Those are the highlights. Here's the blooper reel. The Chinese chicken salad ($18) is more American than Chinese, but it's got no identity here. Wanly dressed greens are paired with a few ragged hunks of sauteed chicken, as if they were tossed on as an afterthought.
The mapo tofu ($16) is a bigger disappointment. The dish is a classic of Sichuan cooking that's known for the pleasing (to me) numbing heat of the peppercorns and the fiery chile sauce that lacquers the vegetables and tofu. Persimmon's version has no detectable heat or Sichuan peppercorns. It's bland, wok-fried vegetables and tofu. What it lacks in spiciness it makes up for with copious amounts of oil.
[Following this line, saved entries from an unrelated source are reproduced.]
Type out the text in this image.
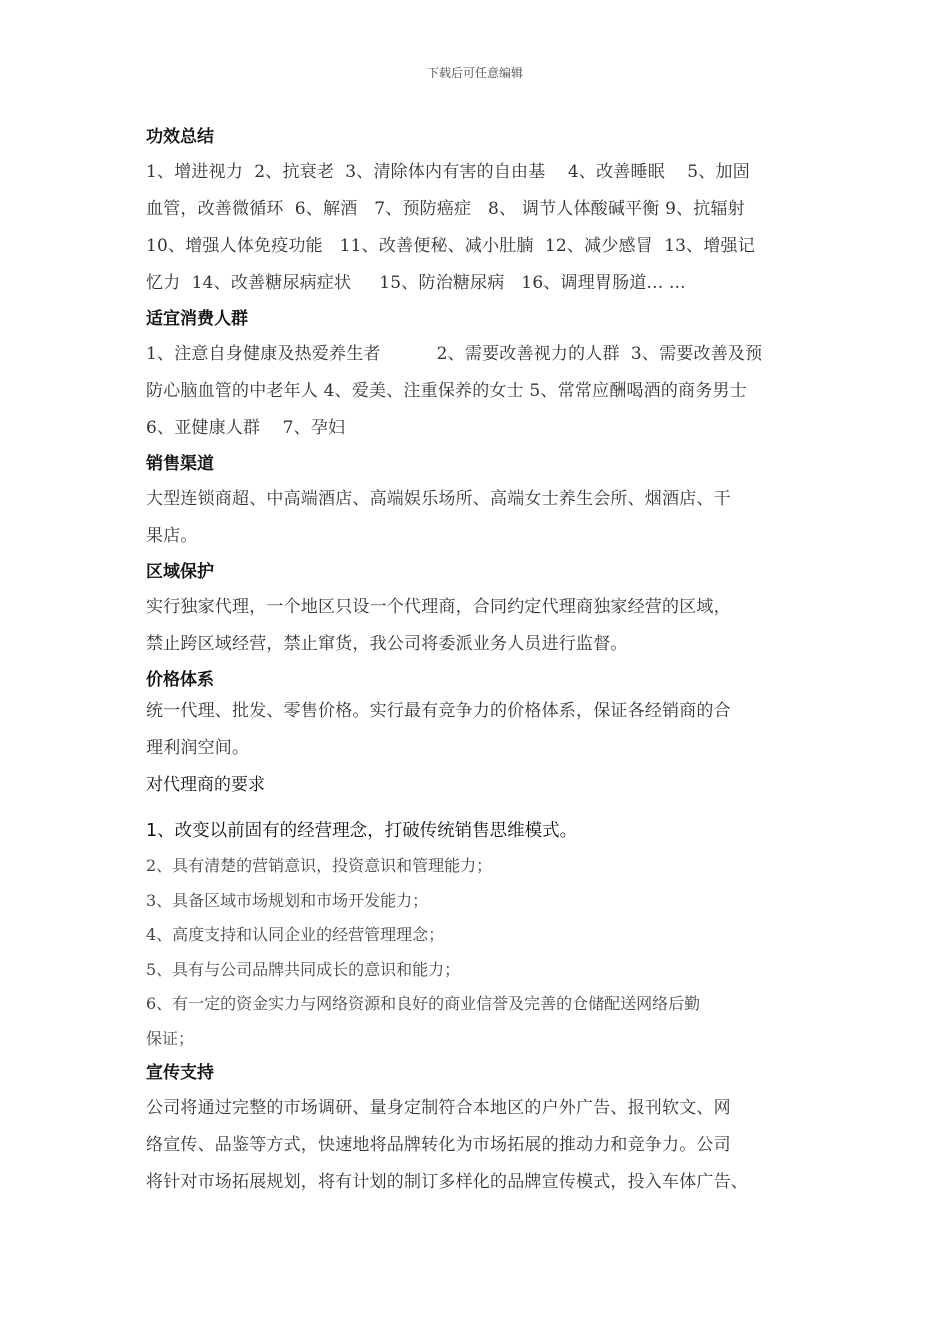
下载后可任意编辑
功效总结
1、增进视力  2、抗衰老  3、清除体内有害的自由基    4、改善睡眠    5、加固
血管，改善微循环  6、解酒   7、预防癌症   8、 调节人体酸碱平衡 9、抗辐射
10、增强人体免疫功能   11、改善便秘、减小肚腩  12、减少感冒  13、增强记
忆力  14、改善糖尿病症状     15、防治糖尿病   16、调理胃肠道... ...
适宜消费人群
1、注意自身健康及热爱养生者          2、需要改善视力的人群  3、需要改善及预
防心脑血管的中老年人 4、爱美、注重保养的女士 5、常常应酬喝酒的商务男士
6、亚健康人群    7、孕妇
销售渠道
大型连锁商超、中高端酒店、高端娱乐场所、高端女士养生会所、烟酒店、干
果店。
区域保护
实行独家代理，一个地区只设一个代理商，合同约定代理商独家经营的区域，
禁止跨区域经营，禁止窜货，我公司将委派业务人员进行监督。
价格体系
统一代理、批发、零售价格。实行最有竞争力的价格体系，保证各经销商的合
理利润空间。
对代理商的要求
1、改变以前固有的经营理念，打破传统销售思维模式。
2、具有清楚的营销意识，投资意识和管理能力；
3、具备区域市场规划和市场开发能力；
4、高度支持和认同企业的经营管理理念；
5、具有与公司品牌共同成长的意识和能力；
6、有一定的资金实力与网络资源和良好的商业信誉及完善的仓储配送网络后勤
保证；
宣传支持
公司将通过完整的市场调研、量身定制符合本地区的户外广告、报刊软文、网
络宣传、品鉴等方式，快速地将品牌转化为市场拓展的推动力和竞争力。公司
将针对市场拓展规划，将有计划的制订多样化的品牌宣传模式，投入车体广告、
Service is well-meaning but amateur. Servers don't remember who ordered what ("Who gets the chicken salad?"), and long waits ensue when the place is busy. When I complained about my insipid mapo tofu, my server said she'd pass my sentiments to the kitchen and then came back 10 minutes later to ask if I wanted the kitchen to redo it. Too late.
The restaurant is a good-looker. Asian art blends with modern lighting and fixtures to create a comfortable, urbane dining room. The small, open kitchen adds to the restaurant's visual appeal. There are also a few small tables out front on the sidewalk.
There's a well-chosen wine list. The sparkling wine and Riesling on the menu are ideal matches for Mai's menu. Pick the right items, and you'll enjoy this little pan-Asian outpost in an area crowded with pizza, Mexican food and Mediterranean cuisine.